I similarly question whether Genesis 2 is a recapitulation of Day 6 in Genesis 1, or a separate creation event. What is fundamental to me is that Adam and Eve were real people, created directly by God, and placed into a real paradise where they really sinned. Noah, too, was a real person and all subsequent humans are descended from him. Without these fundamentals, my whole concept of soteriology is flawed, and my faith is in vain.

The dual advents of Jesus were a mystery to all Believers until Jesus died, and His followers had to reexamine ancient scriptures and develop new interpretations of passages that were not as clear and final as had been thought previously.

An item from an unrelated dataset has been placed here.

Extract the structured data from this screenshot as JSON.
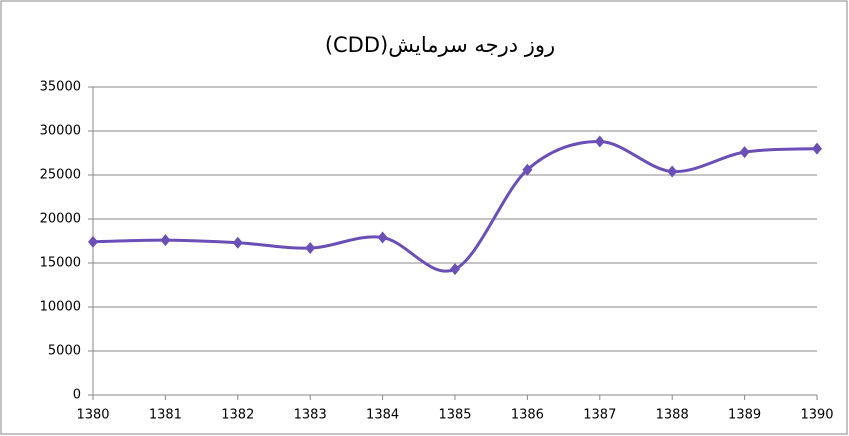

I do not believe in biological evolution, for reasons that I may go into in a future post.

At the same time, I reject “Young Earth” hypotheses about the way God created the non-organic universe. I believe that Earth is some 4.5 billion years old, and the universe nearly 14 billion. I’ll leave it to a future post to explain how I reconcile this with the “Genesis account”, which I refuse to explain away as mere symbolism. To reiterate, I believe in a literal, worldwide Genesis Flood, but I reject the theory that it accounts for the present geology of the earth.

Please dismiss the idea that “the theory of evolution” has anything to do with the development of the universe. “Evolution”, as I use the term, is about biological processes and “natural selection”, neither of which have anything whatsoever to do with star formation or the origin of the Solar system. If the formation of a star from interstellar gas and dust is “evolution”, then I guess the formation of a sinkhole after a water main break must also be called evolution.

To close out this post, I want to mention several similarities between Science and Theology:

Both disciplines deal in theory. Christians are fond of saying that, “Evolution is just a theory, not an established fact.” Not a “Law.” When I was a kid, the “Scientific Method” recognized three discrete levels of understanding: hypothesis, theory, and law. Many people brought up in that era see the word “theory” and assume that this is something unproven and tentative. That is no longer the case, linguistically. Reality has blurred the boundaries between theory and law. Many things that were once considered “law” are now recognized to have conditions, or limits. “Newton’s Laws”, for example, are now accepted as useful approximations under certain conditions, but under others, they have to be replaced by Relativistic principles, and even Relativity now sometimes must give way to Quantum Mechanics. So, even though biological evolution is still called a “theory”, most biologists are totally convinced of its truth, or at least that it is a valid working principle. Insisting that it is “theory” and not “fact” is, in this era, an empty argument. In the same way, theological principles must be considered theoretical up to a point, because we aren’t God! We simply cannot have a perfect understanding of scripture.

Both disciplines have an infallible basis. What?! Theology is at heart based on the Bible, which we believe to be inerrant and infallible. That is axiomatic to our beliefs. Most sciences, too—not so much biology, but certainly cosmology (the study of how the universe developed from the time of the “Big Bang”)—have a mathematical foundation, and math is an “exact science.” Math is the inerrant “scripture” of science, and it, too, was authored by God. It originated with God, it is absolute, and much of it is very well understood by human mathematicians.

Both disciplines have elements that are subject to interpretation. Some branches of math, like Probability and Statistics, can be erroneously interpreted and wrong conclusions drawn; and proven valid equations can sometimes be applied incorrectly to observation. But the same can be said about scripture. Sometimes scripture can be misinterpreted or misapplied. Again, we are not God!